A Preprocessing Toolbox for 2-Photon Subcellular Calcium Imaging

Abstract

Recording the spiking activity from subcellular compartments of neurons such as axons and dendrites during mouse behavior with 2-photon calcium imaging is increasingly common yet remains challenging due to low signal-to-noise, inaccurate region-of-interest (ROI) identification, movement artifacts, and difficulty in grouping ROIs from the same neuron. To address these issues, we present a computationally efficient preprocessing pipeline for subcellular signal detection, movement artifact identification, and ROI grouping. For subcellular signal detection, we capture the frequency profile of calcium transient dynamics by applying fast Fourier transform (FFT) on smoothed time-series calcium traces collected from axon ROIs. We then apply bandpass filtering methods (e.g., 0.05-0.12 Hz) to select ROIs that contain frequencies that match the power band of transients. To remove motion artifacts from z-plane movement, we apply principal component analysis on all calcium traces and use a bottom-up segmentation change-point detection model on the first principal component. After removing movement artifacts, we further identify calcium transients from noise by analyzing their prominence and duration. Finally, ROIs with high activity correlation are grouped using hierarchical or k-means clustering. Using axon ROIs in the CA1 region, we confirm that both clustering methods effectively determine the optimal number of clusters in pairwise correlation matrices, yielding similar groupings to "ground truth" data. Our approach provides a guideline for standardizing the extraction of physiological signals from subcellular compartments during rodent behavior with 2-photon calcium imaging.

Keywords: 2-photon; axons; calcium imaging; dendrites; subcellular.

Figure 1.

Imaging CA3 axons in CA1. Left, Schematic representation of CA3 axonal imaging in CA1 stratum oriens. Right, Example CA1 field of view containing CA3 axons.
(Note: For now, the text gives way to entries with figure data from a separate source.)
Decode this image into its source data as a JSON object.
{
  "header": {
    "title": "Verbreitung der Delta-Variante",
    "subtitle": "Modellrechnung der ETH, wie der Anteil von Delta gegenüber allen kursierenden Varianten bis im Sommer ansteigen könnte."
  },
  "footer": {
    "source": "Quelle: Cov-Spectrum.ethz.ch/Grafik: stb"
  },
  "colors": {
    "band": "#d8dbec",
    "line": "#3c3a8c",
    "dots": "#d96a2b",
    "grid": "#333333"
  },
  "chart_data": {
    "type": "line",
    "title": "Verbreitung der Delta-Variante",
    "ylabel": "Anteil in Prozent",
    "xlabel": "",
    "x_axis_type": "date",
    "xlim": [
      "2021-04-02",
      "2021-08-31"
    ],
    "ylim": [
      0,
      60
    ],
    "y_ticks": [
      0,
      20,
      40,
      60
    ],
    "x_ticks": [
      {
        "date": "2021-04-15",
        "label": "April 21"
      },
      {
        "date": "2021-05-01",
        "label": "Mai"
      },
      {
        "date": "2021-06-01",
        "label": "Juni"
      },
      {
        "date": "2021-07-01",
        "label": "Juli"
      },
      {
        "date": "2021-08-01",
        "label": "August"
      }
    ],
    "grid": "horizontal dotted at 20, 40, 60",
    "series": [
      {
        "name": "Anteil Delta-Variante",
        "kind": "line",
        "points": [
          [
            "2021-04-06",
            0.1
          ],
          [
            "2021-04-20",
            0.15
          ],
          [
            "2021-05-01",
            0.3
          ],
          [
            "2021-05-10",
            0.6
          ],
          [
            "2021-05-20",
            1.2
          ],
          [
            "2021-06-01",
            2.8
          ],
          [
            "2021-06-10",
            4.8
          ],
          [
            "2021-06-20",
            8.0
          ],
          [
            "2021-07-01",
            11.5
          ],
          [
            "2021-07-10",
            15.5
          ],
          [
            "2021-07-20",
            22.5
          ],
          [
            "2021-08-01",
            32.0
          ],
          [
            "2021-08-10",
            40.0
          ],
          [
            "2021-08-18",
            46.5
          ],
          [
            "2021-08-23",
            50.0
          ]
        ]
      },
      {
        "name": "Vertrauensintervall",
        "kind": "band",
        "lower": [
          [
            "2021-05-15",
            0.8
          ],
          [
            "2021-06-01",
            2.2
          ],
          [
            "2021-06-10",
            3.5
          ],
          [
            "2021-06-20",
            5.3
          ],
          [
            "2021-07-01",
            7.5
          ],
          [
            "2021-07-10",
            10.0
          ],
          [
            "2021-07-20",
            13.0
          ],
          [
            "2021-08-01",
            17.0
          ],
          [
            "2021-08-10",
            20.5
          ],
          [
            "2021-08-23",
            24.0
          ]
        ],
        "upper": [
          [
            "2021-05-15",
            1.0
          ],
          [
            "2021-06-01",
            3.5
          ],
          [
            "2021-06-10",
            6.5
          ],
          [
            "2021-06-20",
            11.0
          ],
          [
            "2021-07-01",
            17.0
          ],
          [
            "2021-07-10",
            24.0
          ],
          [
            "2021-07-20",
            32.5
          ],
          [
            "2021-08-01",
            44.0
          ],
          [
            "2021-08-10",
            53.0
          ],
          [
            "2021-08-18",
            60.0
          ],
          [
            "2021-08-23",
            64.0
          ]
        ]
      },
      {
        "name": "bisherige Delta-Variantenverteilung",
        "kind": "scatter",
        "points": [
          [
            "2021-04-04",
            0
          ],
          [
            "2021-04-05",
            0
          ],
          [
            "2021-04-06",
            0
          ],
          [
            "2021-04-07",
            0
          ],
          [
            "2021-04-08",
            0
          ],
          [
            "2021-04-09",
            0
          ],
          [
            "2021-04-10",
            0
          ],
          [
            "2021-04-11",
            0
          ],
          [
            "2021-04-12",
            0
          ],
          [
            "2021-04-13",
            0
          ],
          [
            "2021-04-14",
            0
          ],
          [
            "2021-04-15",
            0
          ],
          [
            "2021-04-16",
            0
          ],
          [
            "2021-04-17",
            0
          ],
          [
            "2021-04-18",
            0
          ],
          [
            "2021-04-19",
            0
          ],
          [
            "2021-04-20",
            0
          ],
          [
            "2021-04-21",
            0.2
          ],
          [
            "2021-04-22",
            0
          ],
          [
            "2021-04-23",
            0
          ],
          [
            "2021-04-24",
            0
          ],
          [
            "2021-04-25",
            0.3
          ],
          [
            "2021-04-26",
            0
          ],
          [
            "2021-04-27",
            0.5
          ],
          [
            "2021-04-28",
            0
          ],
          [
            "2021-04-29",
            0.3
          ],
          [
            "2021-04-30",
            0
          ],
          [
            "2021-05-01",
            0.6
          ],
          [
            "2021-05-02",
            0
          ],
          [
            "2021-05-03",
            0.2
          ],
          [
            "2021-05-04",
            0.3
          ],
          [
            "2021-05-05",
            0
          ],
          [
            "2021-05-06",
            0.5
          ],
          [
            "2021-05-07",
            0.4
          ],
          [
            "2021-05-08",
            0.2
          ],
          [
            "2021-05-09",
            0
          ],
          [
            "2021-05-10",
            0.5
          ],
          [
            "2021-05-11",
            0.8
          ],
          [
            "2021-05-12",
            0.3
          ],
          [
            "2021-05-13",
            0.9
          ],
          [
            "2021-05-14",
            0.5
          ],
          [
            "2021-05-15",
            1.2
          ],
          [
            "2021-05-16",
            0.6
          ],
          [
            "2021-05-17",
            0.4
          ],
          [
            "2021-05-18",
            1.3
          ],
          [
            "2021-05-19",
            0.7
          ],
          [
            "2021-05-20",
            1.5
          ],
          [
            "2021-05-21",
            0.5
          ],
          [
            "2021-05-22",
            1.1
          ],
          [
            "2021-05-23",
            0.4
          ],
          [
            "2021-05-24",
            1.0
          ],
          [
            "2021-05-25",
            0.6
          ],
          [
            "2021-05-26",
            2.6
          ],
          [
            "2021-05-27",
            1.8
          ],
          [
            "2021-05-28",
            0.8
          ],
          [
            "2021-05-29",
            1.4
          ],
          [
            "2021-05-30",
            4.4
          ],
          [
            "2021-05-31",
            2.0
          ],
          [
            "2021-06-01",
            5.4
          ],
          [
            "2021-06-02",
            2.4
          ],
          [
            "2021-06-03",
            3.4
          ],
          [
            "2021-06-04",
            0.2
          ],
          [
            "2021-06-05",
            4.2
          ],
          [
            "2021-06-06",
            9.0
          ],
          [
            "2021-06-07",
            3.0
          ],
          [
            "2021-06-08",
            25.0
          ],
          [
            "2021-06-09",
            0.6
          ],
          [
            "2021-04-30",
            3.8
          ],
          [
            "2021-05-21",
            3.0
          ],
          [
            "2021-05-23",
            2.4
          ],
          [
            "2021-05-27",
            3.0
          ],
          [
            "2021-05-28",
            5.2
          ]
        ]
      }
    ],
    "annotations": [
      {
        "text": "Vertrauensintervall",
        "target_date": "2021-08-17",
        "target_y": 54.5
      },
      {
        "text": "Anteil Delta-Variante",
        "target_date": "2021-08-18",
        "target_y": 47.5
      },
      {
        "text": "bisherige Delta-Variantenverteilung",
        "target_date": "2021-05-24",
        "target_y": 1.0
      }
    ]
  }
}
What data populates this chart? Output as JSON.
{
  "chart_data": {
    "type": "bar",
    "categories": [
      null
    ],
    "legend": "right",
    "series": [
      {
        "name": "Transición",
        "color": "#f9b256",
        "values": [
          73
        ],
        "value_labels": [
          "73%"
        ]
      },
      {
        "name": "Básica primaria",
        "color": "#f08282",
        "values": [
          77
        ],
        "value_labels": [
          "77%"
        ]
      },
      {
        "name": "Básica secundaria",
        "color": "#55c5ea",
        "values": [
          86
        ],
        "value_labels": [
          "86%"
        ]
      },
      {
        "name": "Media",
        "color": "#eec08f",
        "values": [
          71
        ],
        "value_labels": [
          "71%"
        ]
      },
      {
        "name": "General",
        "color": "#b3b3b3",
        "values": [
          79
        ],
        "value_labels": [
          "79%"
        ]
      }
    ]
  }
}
Image is the max projection from 5,000 frames.

Figure 2.

Example time-series fluorescent traces from CA3 axons in CA1 before and after smoothing. A, Example raw fluorescent time-series trace from an ROI identified by Suite2P. B, The same trace after smoothing using the Savitzky–Golay filter.

Figure 3.

Frequency band-based axon ROI selection. A, Examples of selected (black) and discarded (green) ROIs in time domain after smoothing. B, Same ROIs (first row in A) in frequency domain. The x-axis displays the frequency of the FFT transformation, and the y-axis displays the normalized power. Note, the black ROI has a higher power in the frequency band of interest (shaded in blue) and lower power in the noise frequency (shaded in gray) while the discarded ROI is the opposite. C, The distribution of normalized band power within the frequency band of interest (0.03–0.13 Hz) for all example ROIs from a single FOV. The ROIs with lower power in the frequency band interest (below 0.3; dashed line) were discarded, and the ROIs with higher power in the band of interest (above 0.3) were selected.

Figure 4.

Identification of movement artifacts in time-series traces. A, First principal component on z-scored ROI activities. All selected ROI activities were first standardized to z-score and then dimension reduced to the first component of PCA. Bottom-up algorithm was used to segment and detect anomalies (identified anomaly period shaded in red). B, C, Identified periods for potential movement artifacts were superimposed on individual ROI activities for visual inspection. Two example selected ROI standardized activities are plotted and red shaded indicate potential periods of movement artifacts. All activities during the red shaded time period can then be ignored or removed from further data analysis. Note that the two example cells had activities in different directions but synchronous in time. D, Identified time periods for movement artifacts on red channel as further verification.

Figure 5.

Baseline correction and peak detection. All ROI activities were scaled to baseline to create ΔF/F traces. Baseline-corrected ΔF/F traces across time were generated using sliding window of ∼20 s and the 8% percentile value within the sliding window was subtracted from each timepoint. Across the baseline-corrected ΔF/F traces, peaks were calculated using minimum height, distance, and prominence values. Of all potential peaks, only detected peaks (black) were kept and all other activities (green) were forced to 0.

Figure 6.

Comparison of clustering methods used for grouping ROIs. A, Clustering performance metrics with hierarchical clustering and k-means clustering. The left panel shows that hierarchical clustering converged to a similar optimal number of clusters (peak pointed by the arrows) for both performance metrics, Silhouette scores and AMI. The right panel showed that k-means clustering converged to a similar optimal number of clusters for both performance metrics, Silhouette scores and AMI. B, Example grouping from hierarchical clustering transposed to original FOV. Left, Each color represents an individual ROI in the group. Right: all ROIs in the same group highlighted in yellow. C, Same grouping from “ground truth” data.

Figure 7.

SUBPREP pipeline summary. Axon (middle) and dendrite (right) example traces are shown being processed as they move through the SUBPREP pipeline.